Ihre Hauptfigur ist Lydia. Sie ist Hebamme und arbeitet in einer Entbindungsstation. Die Regisseurin nähert sich der Realität so nah wie möglich und verwischt dabei die Grenze zwischen Dokumentation und Fiktion. Begleitet von einem kleinen Team bewegen sie und ihre Darstellerin sich in einem echten Krankenhaus, halten echte Geburten und authentische Momente des Lebens mit der Kamera fest.

In der Rolle der Lydia ist Hafsia Herzi faszinierend. Mit ihrer sanften Stimme haucht sie ihrer Rolle eine wunderbare Sensibilität ein und erzwingt dadurch Empathie. Durch ihre zurückhaltende Darstellung lässt sie eine Komplexität erkennen, die weit von einer rein einseitigen Charakterdarstellung entfernt ist. Sie erweckt eine junge Frau zum Leben, die sich langsam in den Verstrickungen ihrer Lüge verfängt. Bereits in den ersten Minuten des Films ist klar, dass Lydia im Gefängnis landen wird.

Von da an wird «Le Ravissement» zu einer Enthüllungsgeschichte, einer Nachforschung.
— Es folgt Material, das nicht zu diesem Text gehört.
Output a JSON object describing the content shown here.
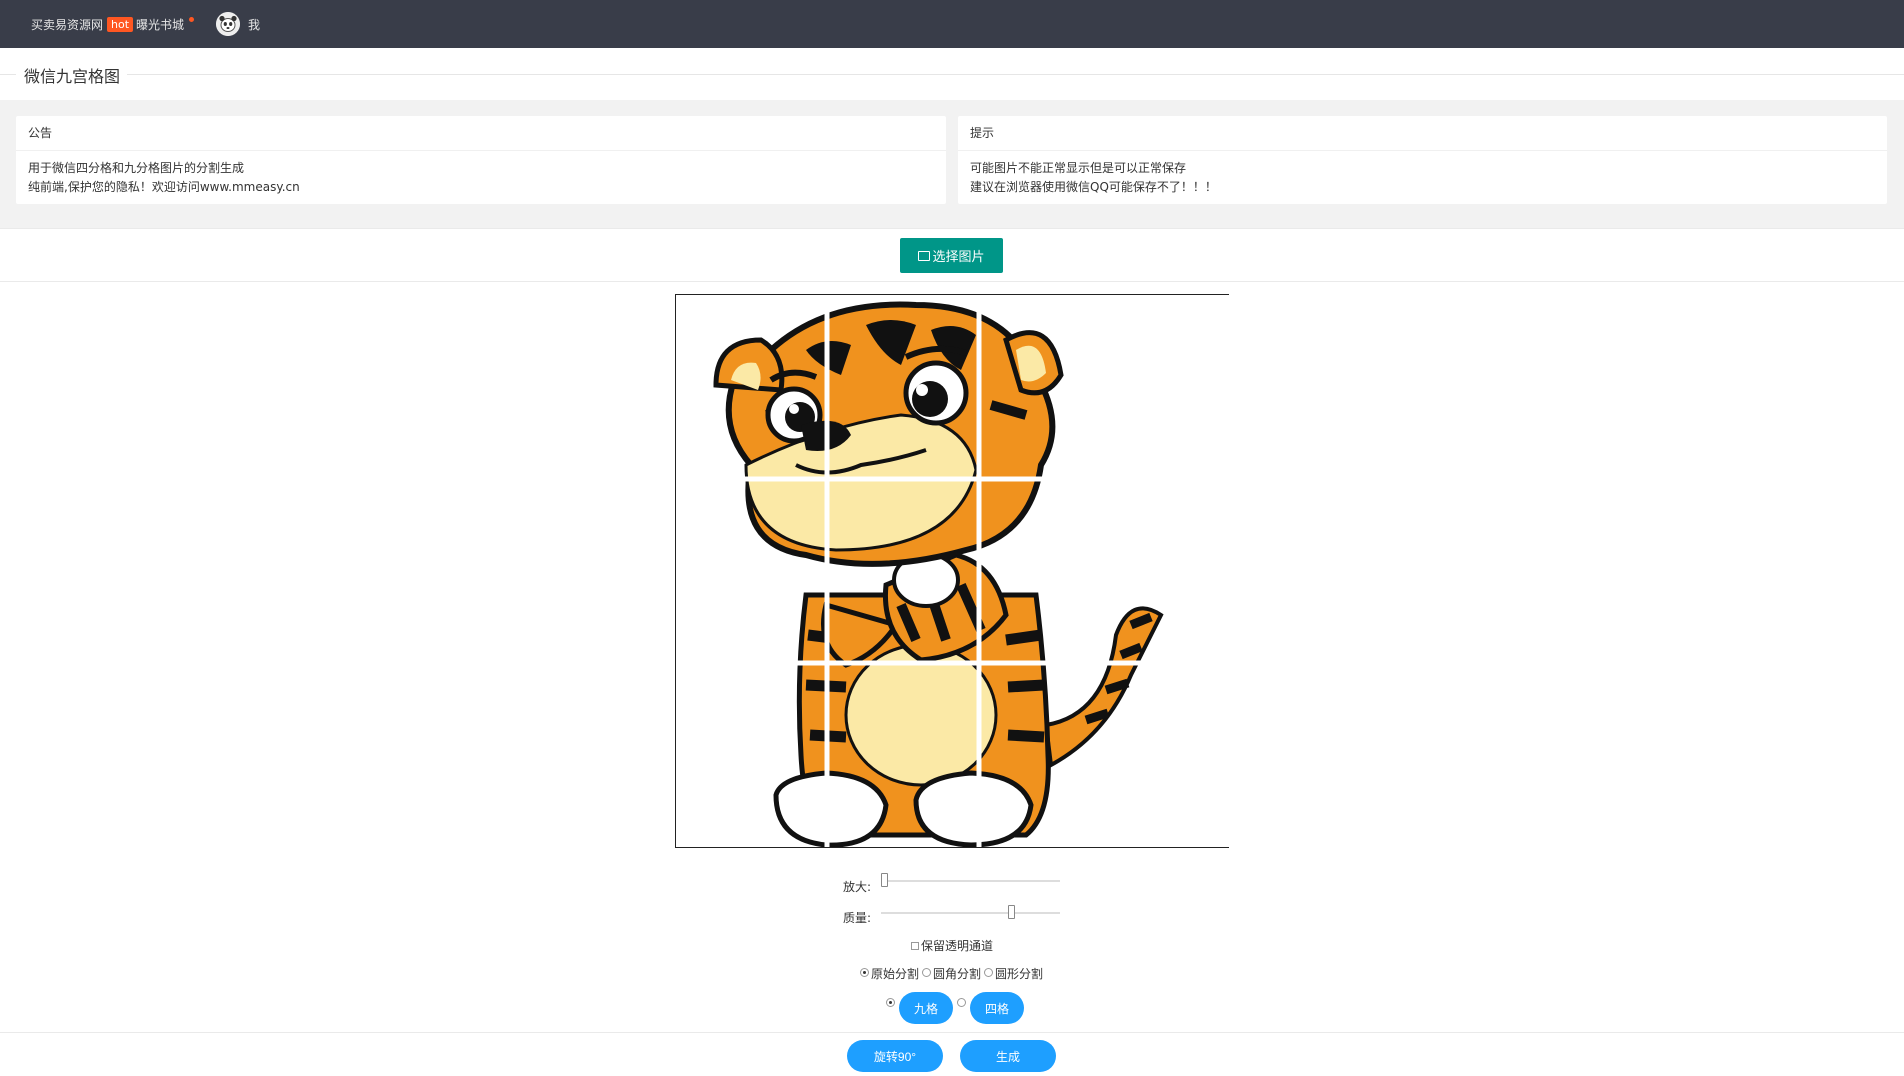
{
  "topbar": {
    "site_link": "买卖易资源网",
    "hot_badge": "hot",
    "book_link": "曝光书城",
    "user_label": "我"
  },
  "page_title": "微信九宫格图",
  "notice": {
    "title": "公告",
    "line1": "用于微信四分格和九分格图片的分割生成",
    "line2": "纯前端,保护您的隐私！欢迎访问www.mmeasy.cn"
  },
  "tip": {
    "title": "提示",
    "line1": "可能图片不能正常显示但是可以正常保存",
    "line2": "建议在浏览器使用微信QQ可能保存不了！！！"
  },
  "select_button": "选择图片",
  "controls": {
    "zoom_label": "放大:",
    "zoom_value": 0,
    "quality_label": "质量:",
    "quality_value": 0.74,
    "keep_alpha_label": "保留透明通道",
    "split_modes": [
      "原始分割",
      "圆角分割",
      "圆形分割"
    ],
    "grid_nine": "九格",
    "grid_four": "四格",
    "rotate_button": "旋转90°",
    "generate_button": "生成"
  },
  "colors": {
    "topbar_bg": "#393d49",
    "select_button_bg": "#009688",
    "pill_bg": "#1e9fff",
    "hot_badge_bg": "#ff5722"
  }
}
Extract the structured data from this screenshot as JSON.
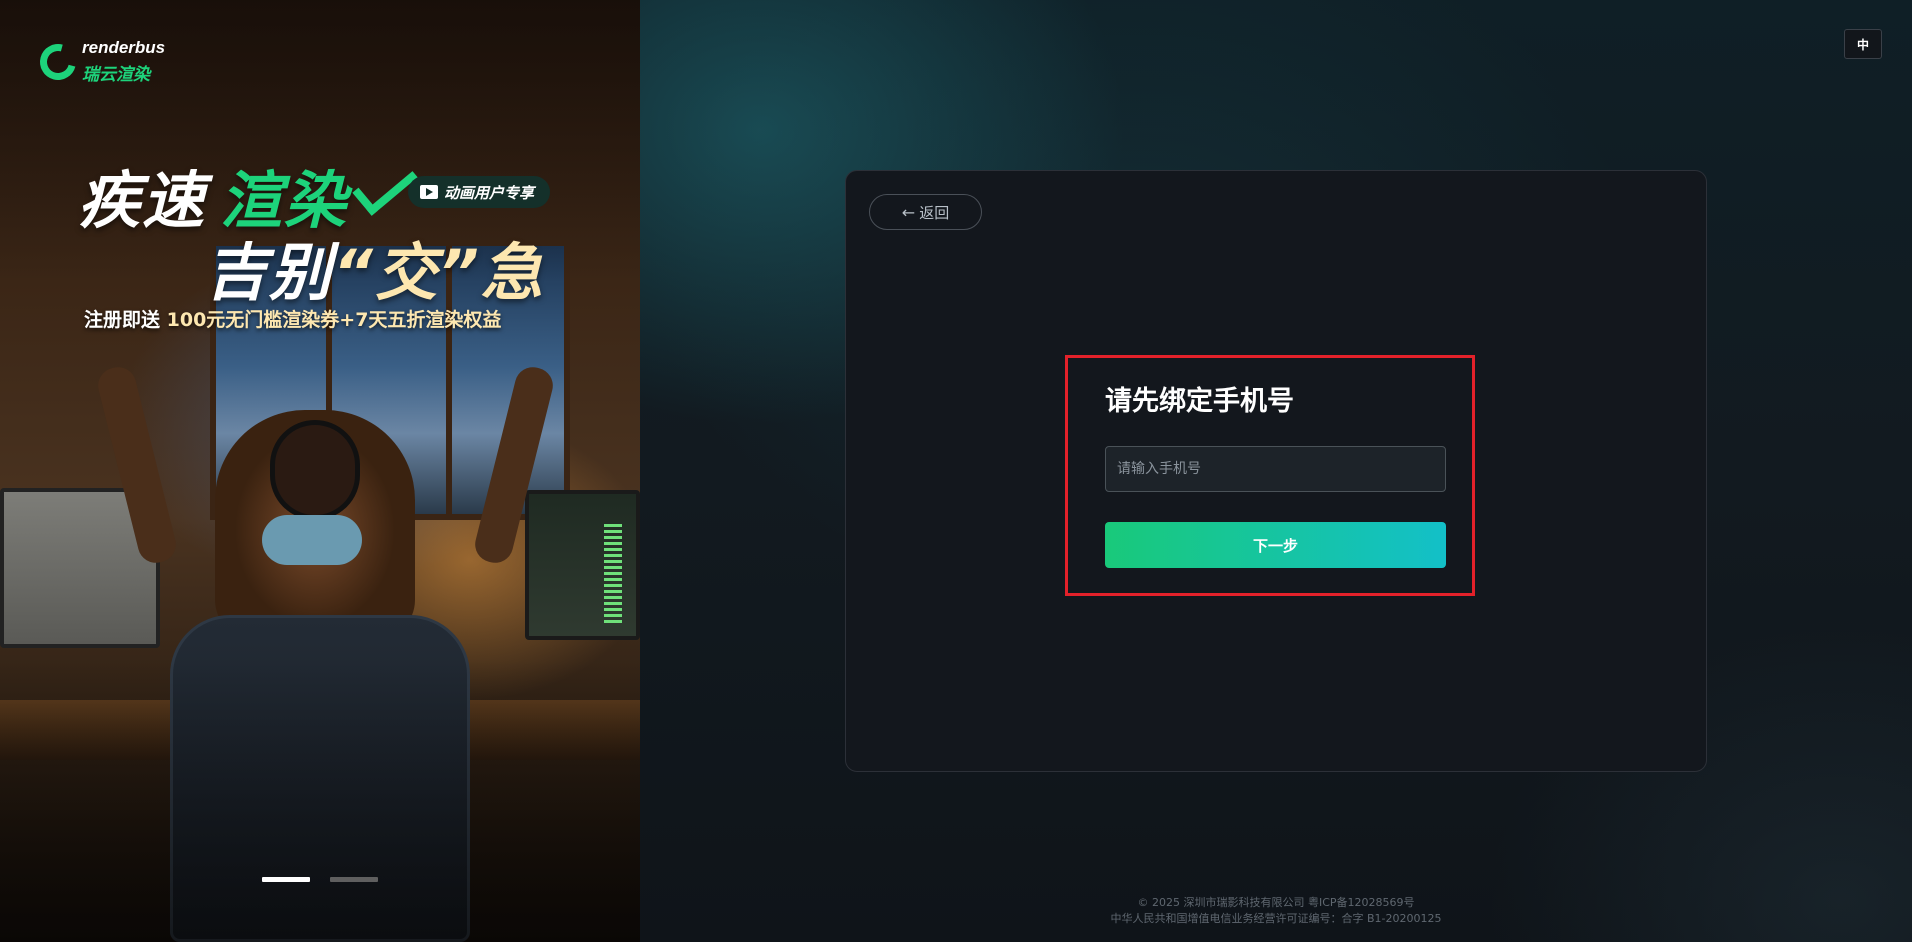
{
  "promo": {
    "logo_en": "renderbus",
    "logo_cn": "瑞云渲染",
    "headline_part1": "疾速",
    "headline_part2": "渲染",
    "badge": "动画用户专享",
    "headline_line2_a": "吉别",
    "headline_line2_b": "“交”急",
    "sub_a": "注册即送 ",
    "sub_b": "100元无门槛渲染券+7天五折渲染权益",
    "carousel_active_index": 0,
    "carousel_count": 2
  },
  "header": {
    "lang_label": "中"
  },
  "card": {
    "back_label": "返回",
    "title": "请先绑定手机号",
    "phone_placeholder": "请输入手机号",
    "phone_value": "",
    "next_label": "下一步"
  },
  "footer": {
    "line1": "© 2025 深圳市瑞影科技有限公司 粤ICP备12028569号",
    "line2": "中华人民共和国增值电信业务经营许可证编号：合字 B1-20200125"
  },
  "colors": {
    "accent_green": "#1dd37b",
    "button_gradient_start": "#19c97a",
    "button_gradient_end": "#13c0c8",
    "highlight_red": "#e3212a"
  }
}
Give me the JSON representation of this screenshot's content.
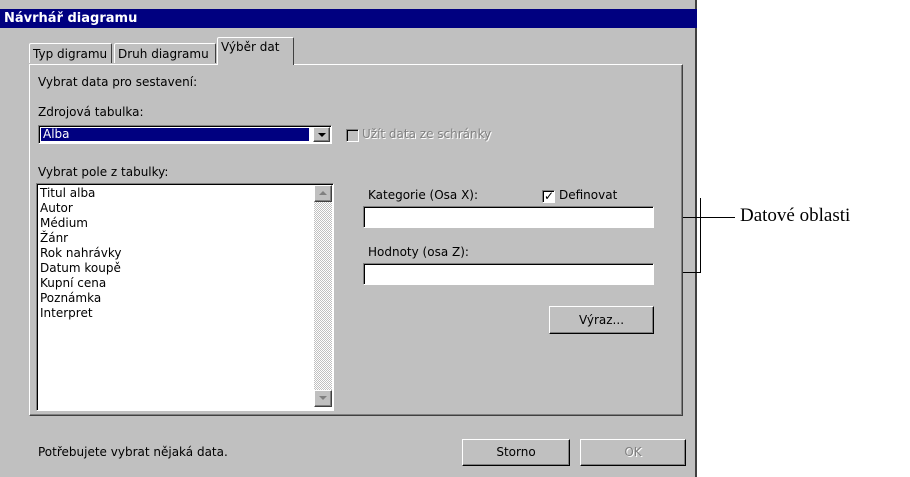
{
  "window": {
    "title": "Návrhář diagramu"
  },
  "tabs": [
    {
      "label": "Typ digramu",
      "active": false
    },
    {
      "label": "Druh diagramu",
      "active": false
    },
    {
      "label": "Výběr dat",
      "active": true
    }
  ],
  "data_selection": {
    "heading": "Vybrat data pro sestavení:",
    "source_table_label": "Zdrojová tabulka:",
    "source_table_value": "Alba",
    "clipboard_checkbox": {
      "label": "Užít data ze schránky",
      "checked": false,
      "enabled": false
    },
    "fields_label": "Vybrat pole z tabulky:",
    "fields": [
      "Titul alba",
      "Autor",
      "Médium",
      "Žánr",
      "Rok nahrávky",
      "Datum koupě",
      "Kupní cena",
      "Poznámka",
      "Interpret"
    ]
  },
  "data_areas": {
    "category_label": "Kategorie (Osa X):",
    "define_checkbox": {
      "label": "Definovat",
      "checked": true
    },
    "category_value": "",
    "values_label": "Hodnoty (osa Z):",
    "values_value": "",
    "expression_button": "Výraz..."
  },
  "footer": {
    "status": "Potřebujete vybrat nějaká data.",
    "cancel_button": "Storno",
    "ok_button": "OK",
    "ok_enabled": false
  },
  "annotation": {
    "text": "Datové oblasti"
  },
  "colors": {
    "titlebar": "#000080",
    "face": "#c0c0c0",
    "selection": "#000080"
  },
  "icons": [
    "dropdown-arrow-icon",
    "scroll-up-arrow-icon",
    "scroll-down-arrow-icon",
    "checkmark-icon"
  ]
}
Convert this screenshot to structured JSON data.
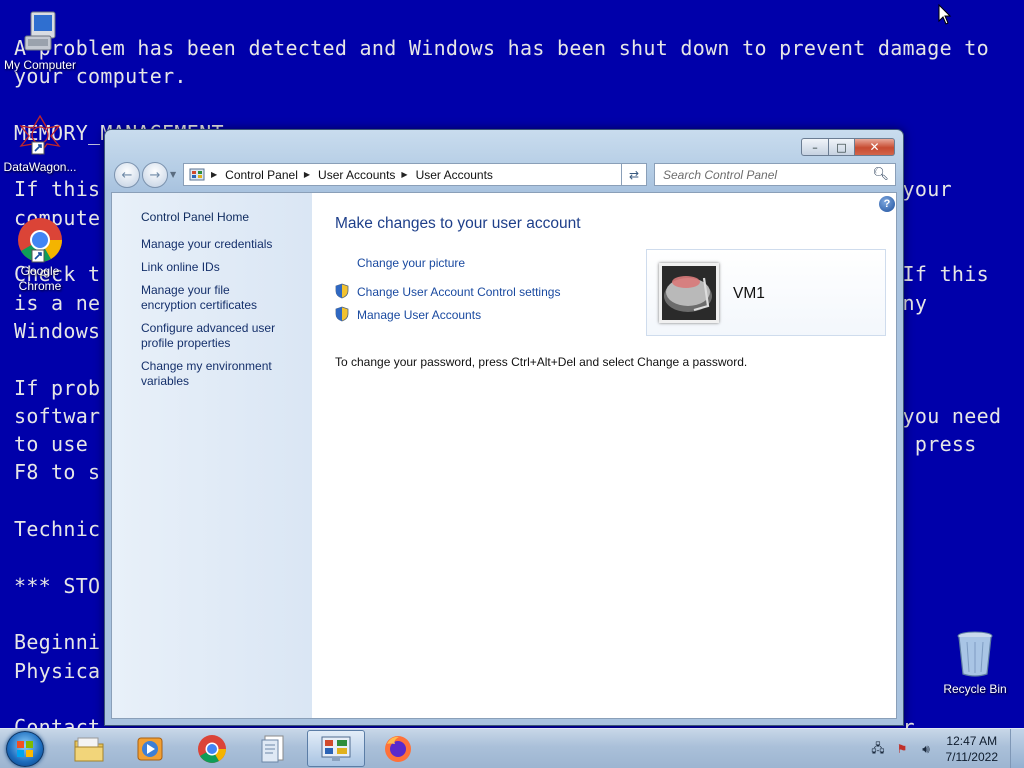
{
  "wallpaper": {
    "text": "A problem has been detected and Windows has been shut down to prevent damage to\nyour computer.\n\nMEMORY_MANAGEMENT\n\nIf this                                                                 your\ncompute\n\nCheck t                                                                 If this\nis a ne                                                                 ny\nWindows\n\nIf prob\nsoftwar                                                                 you need\nto use                                                                 , press\nF8 to s\n\nTechnic\n\n*** STO\n\nBeginni\nPhysica\n\nContact                                                                 r"
  },
  "desktop": {
    "icons": [
      {
        "label": "My Computer"
      },
      {
        "label": "DataWagon..."
      },
      {
        "label": "Google Chrome"
      },
      {
        "label": "Recycle Bin"
      }
    ]
  },
  "window": {
    "address": {
      "crumbs": [
        "Control Panel",
        "User Accounts",
        "User Accounts"
      ]
    },
    "search": {
      "placeholder": "Search Control Panel"
    },
    "left_pane": {
      "home": "Control Panel Home",
      "tasks": [
        "Manage your credentials",
        "Link online IDs",
        "Manage your file encryption certificates",
        "Configure advanced user profile properties",
        "Change my environment variables"
      ]
    },
    "main": {
      "title": "Make changes to your user account",
      "links": [
        "Change your picture",
        "Change User Account Control settings",
        "Manage User Accounts"
      ],
      "password_note": "To change your password, press Ctrl+Alt+Del and select Change a password.",
      "user": {
        "name": "VM1"
      }
    }
  },
  "taskbar": {
    "clock": {
      "time": "12:47 AM",
      "date": "7/11/2022"
    }
  }
}
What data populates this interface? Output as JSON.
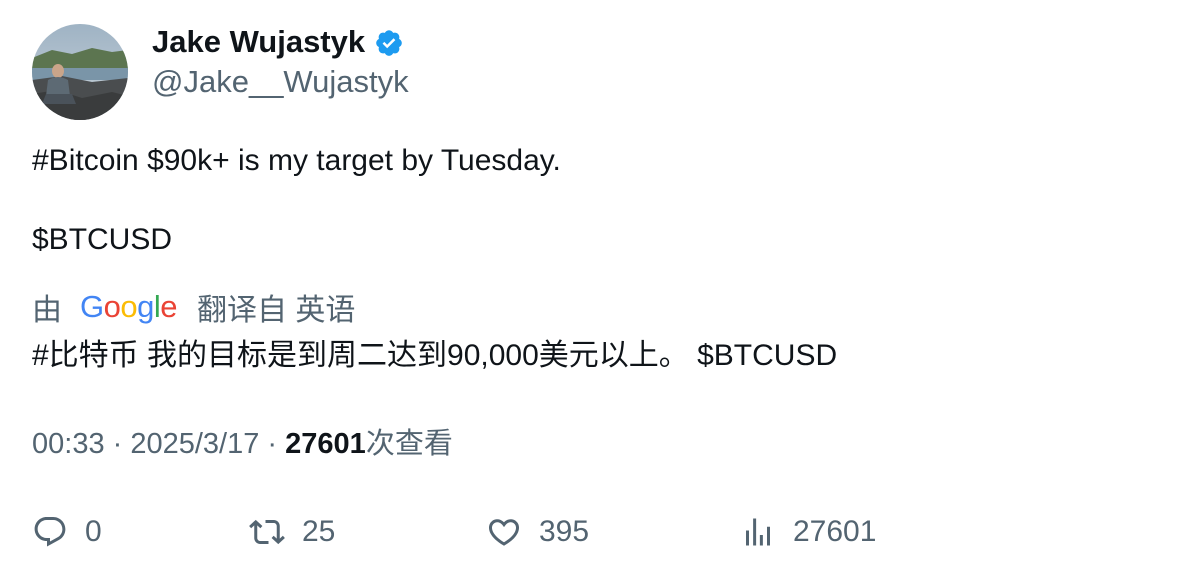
{
  "author": {
    "display_name": "Jake Wujastyk",
    "handle": "@Jake__Wujastyk",
    "verified": true,
    "verified_color": "#1d9bf0"
  },
  "tweet": {
    "line1": "#Bitcoin $90k+ is my target by Tuesday.",
    "line2": "$BTCUSD"
  },
  "translation": {
    "prefix": "由",
    "provider_logo_text": "Google",
    "suffix": "翻译自 英语",
    "text": "#比特币 我的目标是到周二达到90,000美元以上。 $BTCUSD"
  },
  "meta": {
    "time": "00:33",
    "separator": " · ",
    "date": "2025/3/17",
    "views_count": "27601",
    "views_label": "次查看"
  },
  "actions": {
    "reply_count": "0",
    "retweet_count": "25",
    "like_count": "395",
    "views_count": "27601"
  },
  "colors": {
    "text_primary": "#0f1419",
    "text_secondary": "#536471"
  }
}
Als Opfer dieses Betrugs übernimmt Milos (Alexis Manenti) die Kontrolle über die Erzählung. Aus dem Off spricht er seine eigenen Fragen aus und stellt sie den auf der Leinwand gezeigten Ereignissen gegenüber. Diese zwei Perspektiven ermöglichen es dem Publikum, eine eigene Analyse zu wählen.

Die Einsamkeit der Protagonist:innen spiegelt sich in der Dunkelheit wider, die sie auf der Leinwand umgibt. Das Ergebnis sind wunderschöne Aufnahmen, zusammengestellt von Marine Atlan, die bereits an der Schweizer Produktion «Foudre» beteiligt war. Sowohl optisch als auch thematisch ist «Le Ravissement» ein gelungener Film, den man sich auf keinen Fall entgehen lassen sollte.